À quoi ressemblent le malheur et le bonheur dans l’enfance ? Au deuil et à la perte, à l’amour et à l’amitié. Comme chez les grands, comme dans l’immense petit film du Suisse Claude Barras, découvert à la Quinzaine des Réalisateurs à Cannes en mai dernier.
La mort arrive aussi dans la vie des enfants. Tôt ou tard, ils savent le commencement et la fin, ils apprennent que seul ce qui vit meurt. La mort est dans les fables, dans les contes, dans les livres et au cinéma. Elle ne condamne pas seulement les méchants, les monstres, les sorcières. Elle est là pour nous, menace pesant comme une épée posée sur notre cou, éveil à la conscience de la finitude ou expérience de sa tragédie traumatique.
Claude Barras n’est pas le premier à filmer la mort et l’innocence foudroyée. On a tous en tête la mort violente de la mère de Bambi, tuée par les chasseurs dans le film de Disney sorti au mitan de la Seconde Guerre mondiale. « Maman… ? » : l’appel déchirant du jeune faon reste dans nos souvenirs les plus tristes. Nos parents ne sont pas éternels et personne ne l’est.
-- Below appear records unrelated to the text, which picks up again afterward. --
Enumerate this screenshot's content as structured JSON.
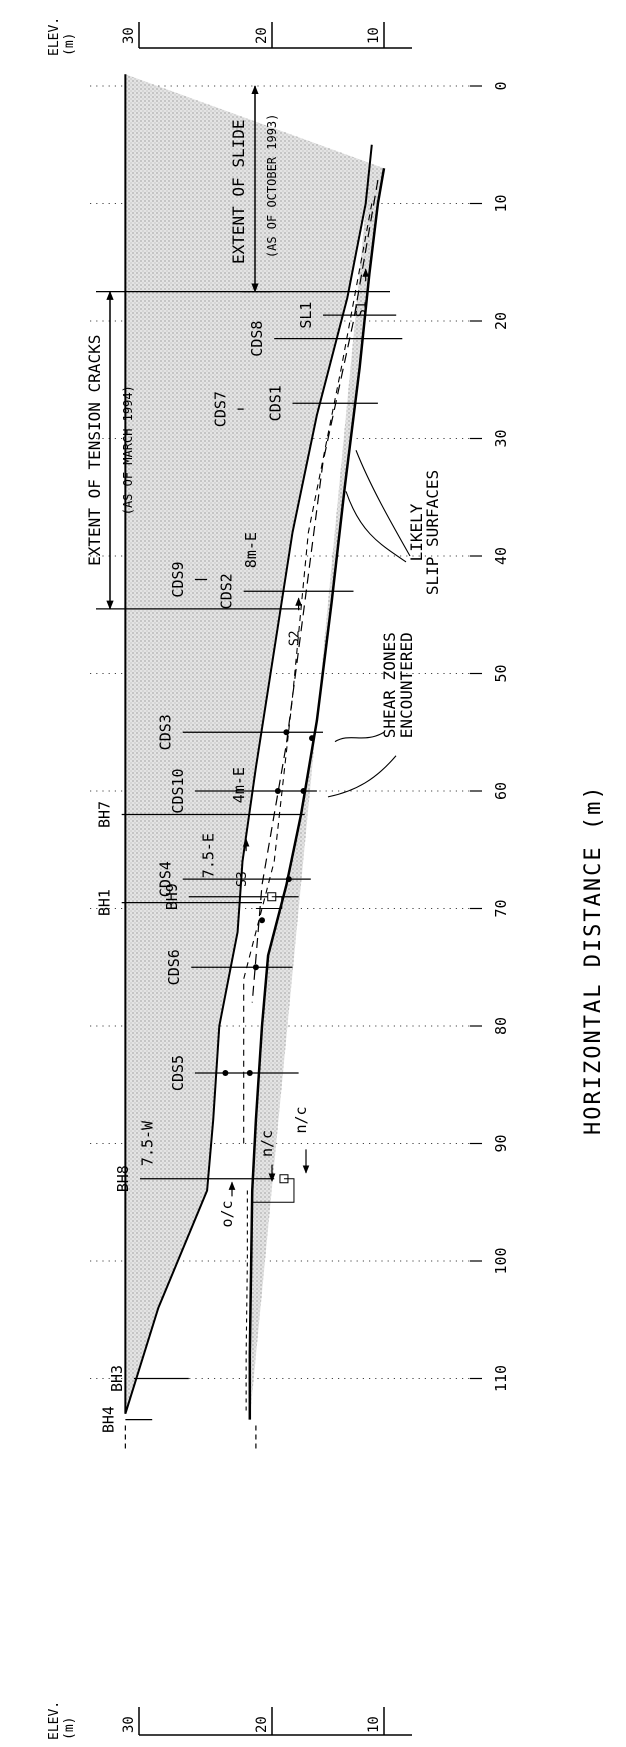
{
  "elev_axis": {
    "title_line1": "ELEV.",
    "title_line2": "(m)",
    "ticks": [
      {
        "value": 30,
        "label": "30"
      },
      {
        "value": 20,
        "label": "20"
      },
      {
        "value": 10,
        "label": "10"
      }
    ]
  },
  "distance_axis": {
    "title": "HORIZONTAL DISTANCE (m)",
    "ticks": [
      {
        "value": 0,
        "label": "0"
      },
      {
        "value": 10,
        "label": "10"
      },
      {
        "value": 20,
        "label": "20"
      },
      {
        "value": 30,
        "label": "30"
      },
      {
        "value": 40,
        "label": "40"
      },
      {
        "value": 50,
        "label": "50"
      },
      {
        "value": 60,
        "label": "60"
      },
      {
        "value": 70,
        "label": "70"
      },
      {
        "value": 80,
        "label": "80"
      },
      {
        "value": 90,
        "label": "90"
      },
      {
        "value": 100,
        "label": "100"
      },
      {
        "value": 110,
        "label": "110"
      }
    ]
  },
  "extents": {
    "slide_title": "EXTENT OF SLIDE",
    "slide_date": "(AS OF OCTOBER 1993)",
    "cracks_title": "EXTENT OF TENSION CRACKS",
    "cracks_date": "(AS OF MARCH 1994)"
  },
  "boreholes": [
    {
      "label": "BH4",
      "x": 113.5,
      "top": 31.2,
      "bottom": 29.0
    },
    {
      "label": "BH3",
      "x": 110.0,
      "top": 30.5,
      "bottom": 26.0
    },
    {
      "label": "BH8",
      "x": 93.0,
      "top": 30.0,
      "bottom": 19.0
    },
    {
      "label": "BH1",
      "x": 69.5,
      "top": 31.5,
      "bottom": 20.0
    },
    {
      "label": "BH9",
      "x": 69.0,
      "top": 26.0,
      "bottom": 17.0
    },
    {
      "label": "BH7",
      "x": 62.0,
      "top": 31.5,
      "bottom": 16.5
    }
  ],
  "inclinometers": [
    {
      "label": "CDS5",
      "x": 84.0,
      "top": 25.5,
      "bottom": 17.0
    },
    {
      "label": "CDS6",
      "x": 75.0,
      "top": 25.8,
      "bottom": 17.5
    },
    {
      "label": "CDS4",
      "x": 67.5,
      "top": 26.5,
      "bottom": 16.0
    },
    {
      "label": "CDS10",
      "x": 60.0,
      "top": 25.5,
      "bottom": 15.5
    },
    {
      "label": "CDS3",
      "x": 55.0,
      "top": 26.5,
      "bottom": 15.0
    },
    {
      "label": "CDS9",
      "x": 42.0,
      "top": 25.5,
      "bottom": 24.5
    },
    {
      "label": "CDS2",
      "x": 43.0,
      "top": 21.5,
      "bottom": 12.5
    },
    {
      "label": "CDS7",
      "x": 27.5,
      "top": 22.0,
      "bottom": 21.5
    },
    {
      "label": "CDS1",
      "x": 27.0,
      "top": 17.5,
      "bottom": 10.5
    },
    {
      "label": "CDS8",
      "x": 21.5,
      "top": 19.0,
      "bottom": 8.5
    },
    {
      "label": "SL1",
      "x": 19.5,
      "top": 15.0,
      "bottom": 9.0
    }
  ],
  "section_labels": [
    {
      "label": "8m-E",
      "x": 39.5,
      "elev": 19.5
    },
    {
      "label": "4m-E",
      "x": 59.5,
      "elev": 20.5
    },
    {
      "label": "7.5-E",
      "x": 65.5,
      "elev": 23.0
    },
    {
      "label": "7.5-W",
      "x": 90.0,
      "elev": 28.0
    }
  ],
  "slip_labels": [
    {
      "label": "S1",
      "x": 19.0,
      "elev": 11.5
    },
    {
      "label": "S2",
      "x": 47.0,
      "elev": 17.0
    },
    {
      "label": "S3",
      "x": 67.5,
      "elev": 21.3
    }
  ],
  "annotations": {
    "likely_slip_line1": "LIKELY",
    "likely_slip_line2": "SLIP SURFACES",
    "shear_zones_line1": "SHEAR ZONES",
    "shear_zones_line2": "ENCOUNTERED",
    "oc": "o/c",
    "nc_upper": "n/c",
    "nc_lower": "n/c"
  },
  "colors": {
    "ink": "#000000",
    "fill_stipple": "#cfcfcf",
    "paper": "#ffffff"
  }
}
Avec Banquise, son court-métrage d’animation dessinée, sélectionné au Festival de Cannes en 2006, Claude Barras ne faisait pas seulement mourir les grands, les vieux ou les malades, par fatalité : il tuait l’enfance même, une petite fille trop grosse, trop seule, trop triste, qui voulait devenir mince, populaire et joyeuse. Dans un été caniculaire, elle revêtait sous un soleil trop fort ses habits d’hiver, un manteau, une écharpe, un bonnet. Marine fondait, Marine mourait de chaud.
Claude Barras fait revenir la mort dans Ma vie de Courgette. Comme Bambi, Courgette, le petit garçon marionnette de son premier long-métrage en stop-motion, a perdu sa mère, alcoolique. Peut-être est-ce lui qui l’a tuée, accidentellement. Il le croit, comme il croit au ciel et croit aux rêves. Comme Bambi, Courgette est ce petit orphelin vaillant qui ne s’effondre pas. Il ne renonce pas, il n’abandonne pas, il ne désarme pas devant son drame et sa souffrance : Courgette est vivant et dans ses grands yeux naïfs vivent l’espoir et le réenchantement.
Adapté du livre de Gilles Paris, scénarisé par Céline Sciamma, Ma vie de Courgette gonfle le cœur. Tout est dur, tout est tendre, tout est drôle, et l’on songe que Claude Barras aura revu Épicure dans sa Lettre à Ménécée : « La mort n’est rien pour nous, puisque, tant que nous existons nous-mêmes, la mort n’est pas ». Courgette vit sa vie, à hauteur d’une enfance éternellement douce. Courgette est un bonheur.